Over the past 40 years, the United States and China have followed markedly different trajectories in reducing poverty—each achieving notable successes while still facing persistent challenges.

In the United States, the poverty rate has generally trended downward since the early 1980s, when it hovered between 13% and 15%. Social safety net programs—such as the Supplemental Nutrition Assistance Program (SNAP), housing assistance, and the Earned Income Tax Credit (EITC)—have played a central role in this progress. Under the expanded poverty measure, the rate fell from roughly 18.9% in 1964 to 10.9% in 2011. The 2008 financial crisis caused a sharp reversal, with poverty climbing from 10.1% in 2008 to 15.2% in 2012. Economic recovery measures helped bring it back down to around 11.5% by 2022. Despite this improvement, disparities remain: poverty rates are consistently higher in the Southern states, and some rural areas face entrenched, multigenerational poverty. One major success story is elderly poverty, which fell from 28.5% in 1966 to about 10.3% in 2021, highlighting the effectiveness of targeted support for seniors.

China’s poverty story is one of unprecedented scale and speed. Over the past four decades, rapid economic growth combined with targeted state-led campaigns has lifted hundreds of millions out of absolute poverty. In 2020, the Chinese government declared that it had eradicated absolute poverty according to its national standard—a milestone unparalleled in modern history. However, challenges remain in the form of relative poverty: roughly 13% of the population lives on less than $5.50 per day (PPP), underscoring persistent income inequality and regional imbalances as China advances toward high-income status.

Credit for Achievements

  • United States: Decades of effective anti-poverty programs, particularly the EITC, SNAP, and housing aid, which have substantially reduced poverty rates and achieved dramatic gains in reducing elderly poverty.
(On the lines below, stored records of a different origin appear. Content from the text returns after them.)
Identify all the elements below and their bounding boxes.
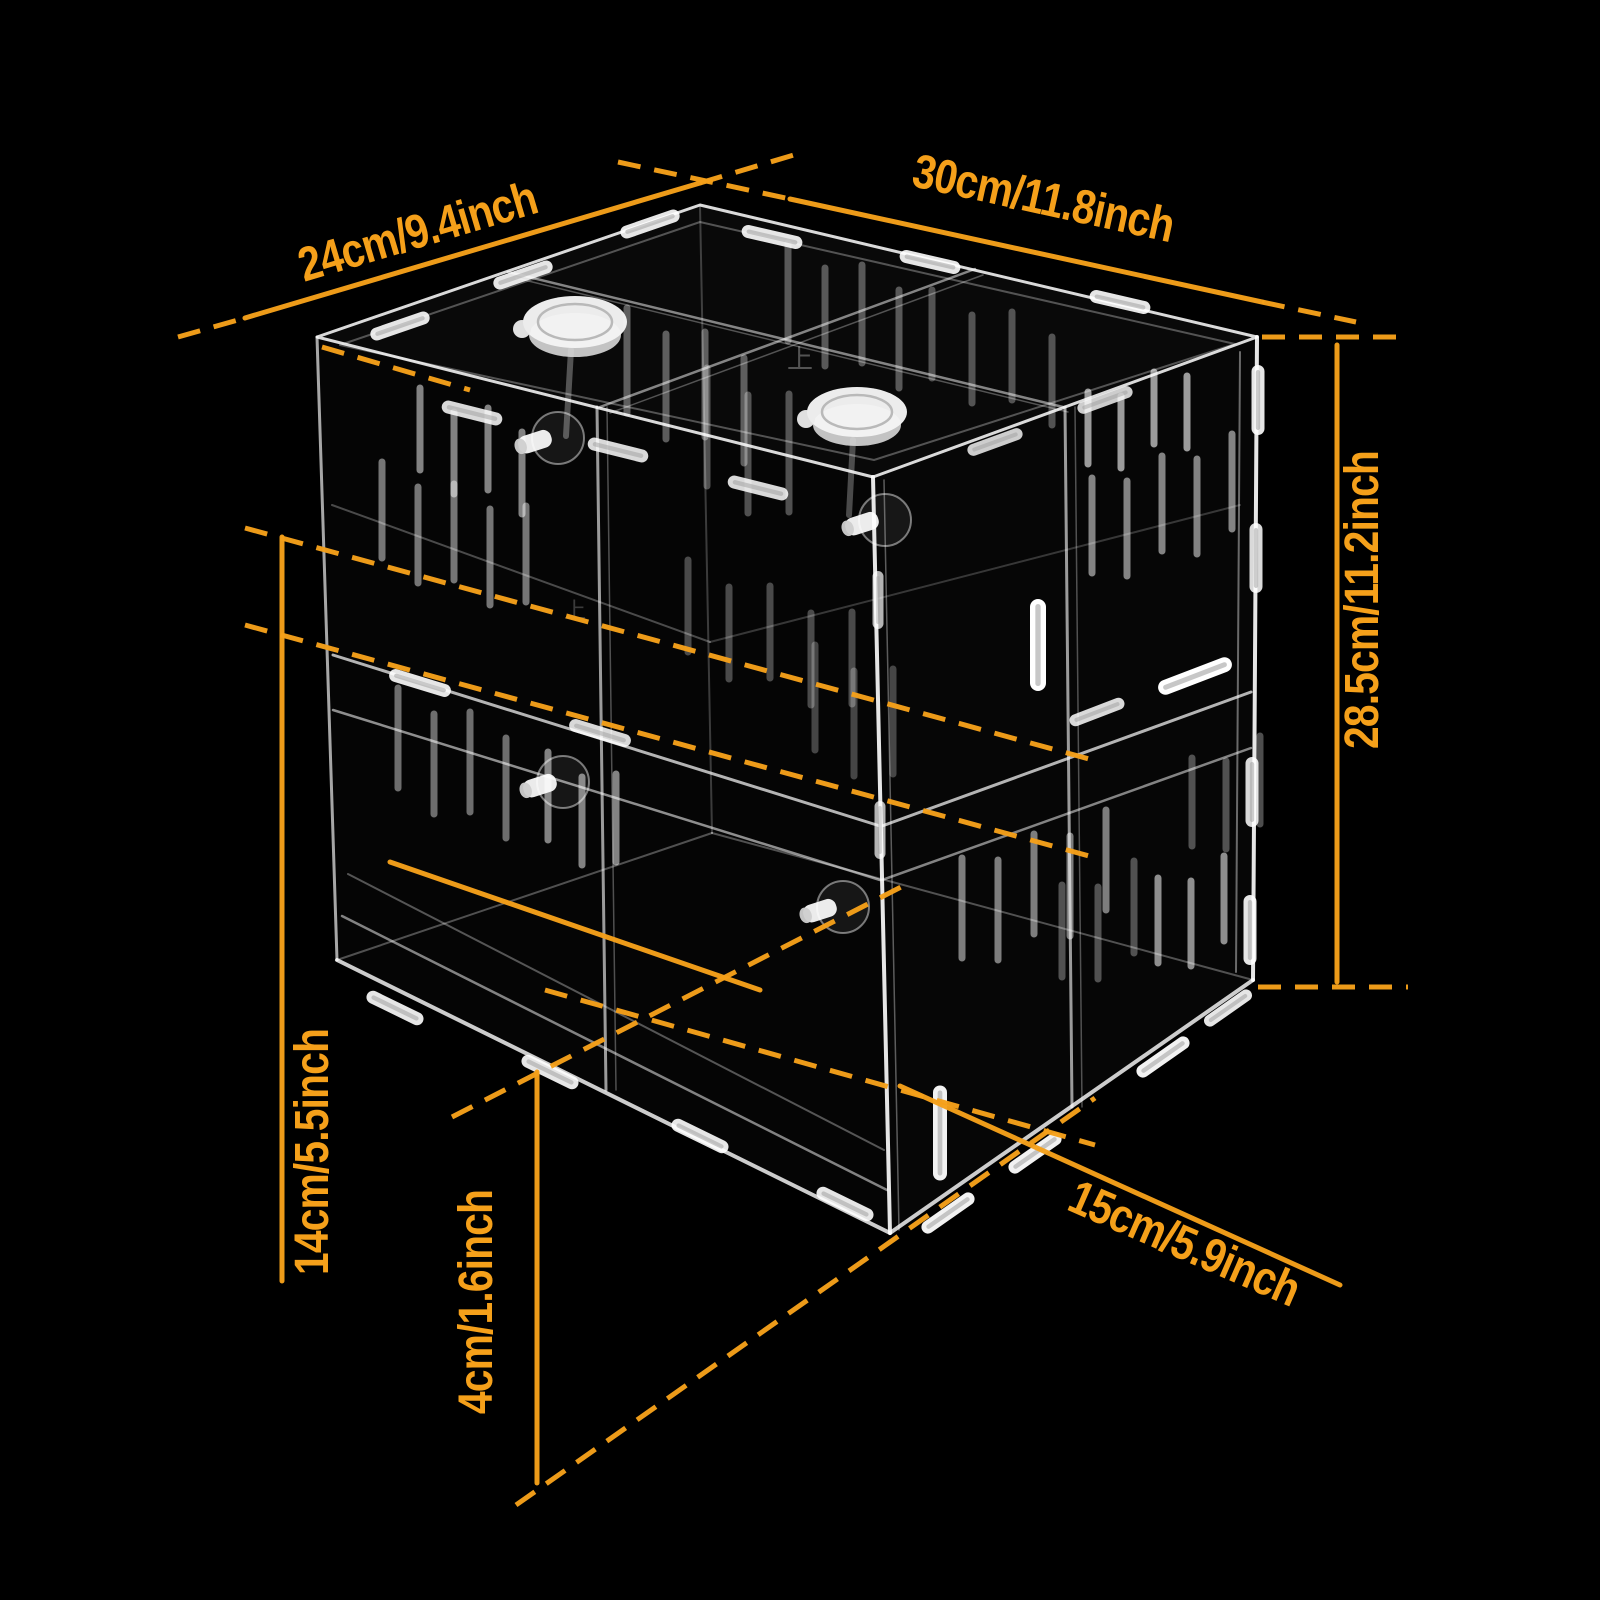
edge-clip	[1252, 365, 1265, 435]
cap-pull-tab	[797, 410, 815, 428]
product-dimension-diagram: 上上 24cm/9.4inch 30cm/11.8inch 28.5cm/11.…	[0, 0, 1600, 1600]
box-edge	[849, 440, 853, 515]
edge-clip	[875, 801, 886, 859]
edge-clip	[1250, 523, 1263, 593]
edge-clip-seam	[1250, 762, 1254, 822]
compartment-height-dimension-label: 14cm/5.5inch	[286, 1029, 339, 1275]
edge-clip-seam	[878, 806, 882, 854]
edge-clip	[873, 571, 884, 629]
edge-clip	[1030, 599, 1046, 691]
height-dimension-label: 28.5cm/11.2inch	[1336, 451, 1389, 749]
cap-pull-tab	[513, 320, 531, 338]
diagram-canvas: 上上 24cm/9.4inch 30cm/11.8inch 28.5cm/11.…	[0, 0, 1600, 1600]
edge-clip-seam	[876, 576, 880, 624]
edge-clip-seam	[1254, 528, 1258, 588]
tray-height-dimension-label: 4cm/1.6inch	[450, 1190, 503, 1414]
etched-mark: 上	[787, 345, 813, 375]
edge-clip-seam	[1256, 370, 1260, 430]
edge-clip-seam	[1035, 604, 1040, 686]
edge-clip	[1244, 895, 1257, 965]
edge-clip-seam	[1248, 900, 1252, 960]
edge-clip	[1246, 757, 1259, 827]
  • China: Historic poverty eradication through sustained economic expansion and highly targeted rural development campaigns, culminating in the 2020 milestone of eliminating absolute poverty by its national benchmark.

Conclusion
Both countries have made major strides, though through fundamentally different models—the U.S. via long-term social welfare infrastructure, China via rapid growth paired with targeted interventions. For both, the next frontier lies in narrowing regional inequalities and tackling relative poverty, which continues to shape the lived reality of millions.